A separate BoC survey showed the consumer inflation expectations hitting a record high 4.89% over the next year, noting most people are more concerned about inflation post-COVID than before, where consumers believe it is more difficult to control. The latest CPI report saw the headline M/M and Y/Y metrics in line with expectations although the core Y/Y measure saw a sharp rise to 4.0%, while the BoC eyed measures rose to 2.93% from 2.73%.
Analysts at Canadian Bank Scotia Bank expect the BoC to hike by 25bps at the next meeting with 175bps of hikes in 2022 to see the end of 2022 at 2%, followed by 50bps in 2023 to a terminal rate of 2.5%.
The desk cites a number of reasons for their hawkish shift:
On the flip side, there is the argument that the Omicron variant restrictions are currently in place may force the BoC to hold off, although this doesn't appear to be the consensus given the concerns on inflation, and that the Omicron variant could escalate inflationary pressures.
NEW ZEALAND CPI (WED)
Y/Y CPI for Q4 is expected to tick higher to 5.6% from 4.9% whilst the M/M is seen cooling to 1.2% from 2.2%.
Desks suggest that domestic inflation is a function of both supply and demand-side factors – with the supply crunch effects compounded by increases in international transport and energy prices. Meanwhile, on the demand side, household spending has been rising on furnishings and recreational equipment, whilst residential construction has also seen support.
“Inflation is being boosted by a perfect storm of supply-side pressures and strong domestic demand”, analysts at Westpac say, “measures of underlying or ‘trend’ inflation are also likely to continue pushing higher this quarter. Most core inflation measures are already running above 2%, with several approaching or already above the 3% upper bound of the RBNZ’s target band.”
The bank expects the RBNZ to hike the OCR at the upcoming February meeting.
US GDP (THU)
The Q4 advanced report is expected to show growth of +5.8% in Q4 (prev. 2.3%). For reference, the Atlanta Fed's GDPnow model is tracking growth of 5.1%.
The latest Omicron woes might not be fully reflected in the data; this effect is being seen more in the early January economic data releases, and that could make the data easy to look through due to the uncertainty.
Oxford Economics' notes that Omicron is unlikely to have derailed the US recovery, but it expects that GDP growth will slow to roughly 2.5% annualized in Q1, and assuming health conditions improve, it sees solid real GDP growth of around 4% in 2022 as a whole.
SARB PREVIEW (THU)
Analysts expect the South Africa Reserve Bank to lift rates by 25bps, taking its repo rate to 4.00%; a small minority believes the central bank will stand pat.
"The spike in consumer inflation to just below the ceiling of the SARB's inflation target in the context of tightening of global monetary policy supports front-loading of the South African hiking cycle," Standard Bank's analysts said, adding that "South Africa's inflation remains reasonably benign given the persistently weak economy, but inflation is edging higher and the SARB's interest rate normalisation process will continue."

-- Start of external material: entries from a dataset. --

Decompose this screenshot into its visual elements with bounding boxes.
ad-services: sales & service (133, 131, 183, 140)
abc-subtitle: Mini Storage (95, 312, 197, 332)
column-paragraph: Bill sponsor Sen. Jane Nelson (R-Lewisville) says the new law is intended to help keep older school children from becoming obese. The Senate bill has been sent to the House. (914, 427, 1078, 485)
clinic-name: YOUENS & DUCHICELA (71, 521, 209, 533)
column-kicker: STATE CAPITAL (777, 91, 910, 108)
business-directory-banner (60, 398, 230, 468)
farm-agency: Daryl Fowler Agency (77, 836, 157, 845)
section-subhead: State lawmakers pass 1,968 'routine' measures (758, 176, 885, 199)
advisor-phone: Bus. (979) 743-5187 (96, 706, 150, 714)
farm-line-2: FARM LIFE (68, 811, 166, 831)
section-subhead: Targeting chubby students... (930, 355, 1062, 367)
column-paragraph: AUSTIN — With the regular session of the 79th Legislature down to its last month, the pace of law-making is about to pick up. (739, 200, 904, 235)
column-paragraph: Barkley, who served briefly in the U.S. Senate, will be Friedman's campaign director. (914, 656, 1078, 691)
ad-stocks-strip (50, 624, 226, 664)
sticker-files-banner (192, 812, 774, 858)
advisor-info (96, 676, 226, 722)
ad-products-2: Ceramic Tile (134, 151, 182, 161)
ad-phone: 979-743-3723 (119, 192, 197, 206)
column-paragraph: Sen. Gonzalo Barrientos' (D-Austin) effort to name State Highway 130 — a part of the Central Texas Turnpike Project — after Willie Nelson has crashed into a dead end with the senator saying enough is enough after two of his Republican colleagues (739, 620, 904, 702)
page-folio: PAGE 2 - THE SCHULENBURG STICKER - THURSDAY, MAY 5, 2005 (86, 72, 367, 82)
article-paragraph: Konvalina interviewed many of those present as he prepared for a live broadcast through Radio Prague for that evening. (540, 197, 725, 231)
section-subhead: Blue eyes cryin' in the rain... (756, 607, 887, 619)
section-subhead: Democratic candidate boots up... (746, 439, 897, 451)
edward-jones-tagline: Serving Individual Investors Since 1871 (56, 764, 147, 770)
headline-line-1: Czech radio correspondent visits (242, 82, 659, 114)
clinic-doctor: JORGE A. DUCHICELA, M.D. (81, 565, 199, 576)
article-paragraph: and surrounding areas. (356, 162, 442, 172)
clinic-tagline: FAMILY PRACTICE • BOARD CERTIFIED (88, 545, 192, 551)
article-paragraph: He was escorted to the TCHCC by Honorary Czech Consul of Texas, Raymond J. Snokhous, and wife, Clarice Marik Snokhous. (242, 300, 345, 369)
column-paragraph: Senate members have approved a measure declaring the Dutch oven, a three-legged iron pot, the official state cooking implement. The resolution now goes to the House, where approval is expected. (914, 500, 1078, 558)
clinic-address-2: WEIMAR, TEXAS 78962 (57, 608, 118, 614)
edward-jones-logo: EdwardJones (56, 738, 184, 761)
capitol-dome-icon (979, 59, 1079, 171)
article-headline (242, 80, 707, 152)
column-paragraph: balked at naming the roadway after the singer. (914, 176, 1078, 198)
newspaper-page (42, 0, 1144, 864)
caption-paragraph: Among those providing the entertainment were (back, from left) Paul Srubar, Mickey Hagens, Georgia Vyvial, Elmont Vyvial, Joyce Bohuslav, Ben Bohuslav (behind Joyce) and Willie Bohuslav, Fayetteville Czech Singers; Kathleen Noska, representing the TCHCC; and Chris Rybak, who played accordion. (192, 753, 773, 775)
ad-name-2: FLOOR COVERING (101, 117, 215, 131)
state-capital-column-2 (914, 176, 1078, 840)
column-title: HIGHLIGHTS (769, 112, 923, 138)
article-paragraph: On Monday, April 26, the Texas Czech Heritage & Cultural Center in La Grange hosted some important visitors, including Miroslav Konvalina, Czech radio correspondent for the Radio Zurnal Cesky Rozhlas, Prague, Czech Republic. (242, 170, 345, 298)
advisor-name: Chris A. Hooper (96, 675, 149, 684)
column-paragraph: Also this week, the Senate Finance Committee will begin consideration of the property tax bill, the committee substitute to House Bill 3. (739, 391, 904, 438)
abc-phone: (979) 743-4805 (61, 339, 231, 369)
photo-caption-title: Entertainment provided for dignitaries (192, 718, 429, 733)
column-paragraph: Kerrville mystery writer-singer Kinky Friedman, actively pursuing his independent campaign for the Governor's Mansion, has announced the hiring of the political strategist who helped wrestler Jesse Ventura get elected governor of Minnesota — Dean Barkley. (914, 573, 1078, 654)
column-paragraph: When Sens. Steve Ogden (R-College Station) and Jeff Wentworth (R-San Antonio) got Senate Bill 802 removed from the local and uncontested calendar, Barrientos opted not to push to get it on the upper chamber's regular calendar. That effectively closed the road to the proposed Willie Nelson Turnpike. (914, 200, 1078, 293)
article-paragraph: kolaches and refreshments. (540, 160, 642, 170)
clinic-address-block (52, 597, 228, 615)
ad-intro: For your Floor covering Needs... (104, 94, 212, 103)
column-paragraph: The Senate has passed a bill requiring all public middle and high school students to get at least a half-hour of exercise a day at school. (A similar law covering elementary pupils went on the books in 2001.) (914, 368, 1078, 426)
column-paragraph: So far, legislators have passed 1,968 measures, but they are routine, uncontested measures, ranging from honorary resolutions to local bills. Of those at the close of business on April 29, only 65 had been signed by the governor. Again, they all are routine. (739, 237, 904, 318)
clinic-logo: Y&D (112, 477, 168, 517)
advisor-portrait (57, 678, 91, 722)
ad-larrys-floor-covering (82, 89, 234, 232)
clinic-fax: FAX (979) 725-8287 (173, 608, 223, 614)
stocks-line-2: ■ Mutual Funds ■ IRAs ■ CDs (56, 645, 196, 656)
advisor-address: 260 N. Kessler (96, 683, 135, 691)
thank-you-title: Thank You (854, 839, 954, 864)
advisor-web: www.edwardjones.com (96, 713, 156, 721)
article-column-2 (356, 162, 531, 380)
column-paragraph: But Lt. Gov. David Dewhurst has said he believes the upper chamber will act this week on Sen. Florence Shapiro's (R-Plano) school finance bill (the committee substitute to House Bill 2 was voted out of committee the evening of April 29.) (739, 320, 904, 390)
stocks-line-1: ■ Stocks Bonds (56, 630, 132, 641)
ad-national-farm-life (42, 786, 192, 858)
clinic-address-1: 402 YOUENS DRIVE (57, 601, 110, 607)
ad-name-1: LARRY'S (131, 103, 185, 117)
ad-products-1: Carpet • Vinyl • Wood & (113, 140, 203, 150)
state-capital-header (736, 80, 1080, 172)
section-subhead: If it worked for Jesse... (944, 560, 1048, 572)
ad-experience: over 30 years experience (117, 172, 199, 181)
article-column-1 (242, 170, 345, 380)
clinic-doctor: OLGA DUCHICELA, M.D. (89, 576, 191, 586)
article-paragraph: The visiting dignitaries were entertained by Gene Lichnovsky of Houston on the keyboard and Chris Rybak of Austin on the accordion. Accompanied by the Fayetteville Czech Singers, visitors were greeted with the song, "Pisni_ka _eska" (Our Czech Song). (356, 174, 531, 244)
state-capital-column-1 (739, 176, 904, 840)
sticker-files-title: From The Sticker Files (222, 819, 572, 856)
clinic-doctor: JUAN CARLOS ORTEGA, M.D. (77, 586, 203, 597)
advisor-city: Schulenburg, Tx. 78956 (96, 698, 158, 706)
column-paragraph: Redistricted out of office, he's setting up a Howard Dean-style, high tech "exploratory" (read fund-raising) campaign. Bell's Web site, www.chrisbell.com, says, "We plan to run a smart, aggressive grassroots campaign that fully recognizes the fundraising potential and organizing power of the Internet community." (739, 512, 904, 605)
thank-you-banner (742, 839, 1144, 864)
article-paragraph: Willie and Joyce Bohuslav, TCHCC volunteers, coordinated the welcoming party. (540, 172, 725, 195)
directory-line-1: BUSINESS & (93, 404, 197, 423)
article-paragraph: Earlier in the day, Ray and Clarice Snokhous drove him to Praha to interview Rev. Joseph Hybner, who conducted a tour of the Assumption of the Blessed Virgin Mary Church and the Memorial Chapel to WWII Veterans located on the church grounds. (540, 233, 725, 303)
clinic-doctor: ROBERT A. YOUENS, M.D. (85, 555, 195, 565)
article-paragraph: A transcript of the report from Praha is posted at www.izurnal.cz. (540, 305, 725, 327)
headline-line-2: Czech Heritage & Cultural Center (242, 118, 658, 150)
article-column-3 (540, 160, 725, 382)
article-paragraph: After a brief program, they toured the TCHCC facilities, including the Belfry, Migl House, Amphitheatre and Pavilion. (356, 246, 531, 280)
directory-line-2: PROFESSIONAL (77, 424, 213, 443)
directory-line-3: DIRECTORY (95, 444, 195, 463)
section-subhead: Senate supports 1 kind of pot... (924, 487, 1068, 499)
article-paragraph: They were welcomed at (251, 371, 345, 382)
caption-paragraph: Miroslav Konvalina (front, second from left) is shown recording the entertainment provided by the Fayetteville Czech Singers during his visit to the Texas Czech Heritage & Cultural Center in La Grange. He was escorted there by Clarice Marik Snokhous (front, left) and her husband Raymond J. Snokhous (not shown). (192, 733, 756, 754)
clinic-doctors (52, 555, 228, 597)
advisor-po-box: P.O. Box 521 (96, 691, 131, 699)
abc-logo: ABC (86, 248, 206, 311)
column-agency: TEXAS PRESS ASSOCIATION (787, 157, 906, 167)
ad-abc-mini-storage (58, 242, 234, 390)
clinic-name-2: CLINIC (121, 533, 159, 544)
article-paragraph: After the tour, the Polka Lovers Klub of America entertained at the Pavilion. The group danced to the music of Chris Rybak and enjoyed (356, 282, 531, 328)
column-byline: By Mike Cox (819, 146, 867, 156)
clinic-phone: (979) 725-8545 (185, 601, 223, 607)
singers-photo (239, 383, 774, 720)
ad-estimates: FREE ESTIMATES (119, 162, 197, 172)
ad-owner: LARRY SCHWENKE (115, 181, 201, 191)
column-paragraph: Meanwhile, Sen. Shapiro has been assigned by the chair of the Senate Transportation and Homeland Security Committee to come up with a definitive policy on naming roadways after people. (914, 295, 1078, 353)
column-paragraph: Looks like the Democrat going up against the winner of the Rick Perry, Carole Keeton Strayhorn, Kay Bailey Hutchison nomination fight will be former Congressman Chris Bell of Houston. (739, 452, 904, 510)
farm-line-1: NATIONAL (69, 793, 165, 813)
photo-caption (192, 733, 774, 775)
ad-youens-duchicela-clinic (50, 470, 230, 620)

US PERSONAL INCOME, CONSUMPTION, PCE (FRI)
Personal income is seen rising +0.4% M/M in December; the BLS employment situation report for December saw monthly average hourly earnings rise above expectations while the unemployment rate fell, in another sign of the tight labour market conditions in the US; ahead, some desks caution that the expiry of monthly Child Tax Credits is may be a headwind for consumers' income.
Meanwhile, consumption is seen rising +0.1% M/M; analysts have noted that US consumers appear to have brought forward some seasonal shopping in Q4, while the Omicron surge towards the end of the year likely weighed on services spending too. For reference, retail sales data for December disappointed expectations.
On the inflation front, Core PCE is seen rising +0.5% M/M in December, matching the prior months' rate, while the annual core PCE reading is seen rising 0.1ppts to 4.8% Y/Y; Credit Suisse (SIX:CSGN) notes that core inflation remained firm through the end of the year, and ahead, it sees the annual measure remaining in its elevated range until Q2, when base effects may become a "significant" headwind.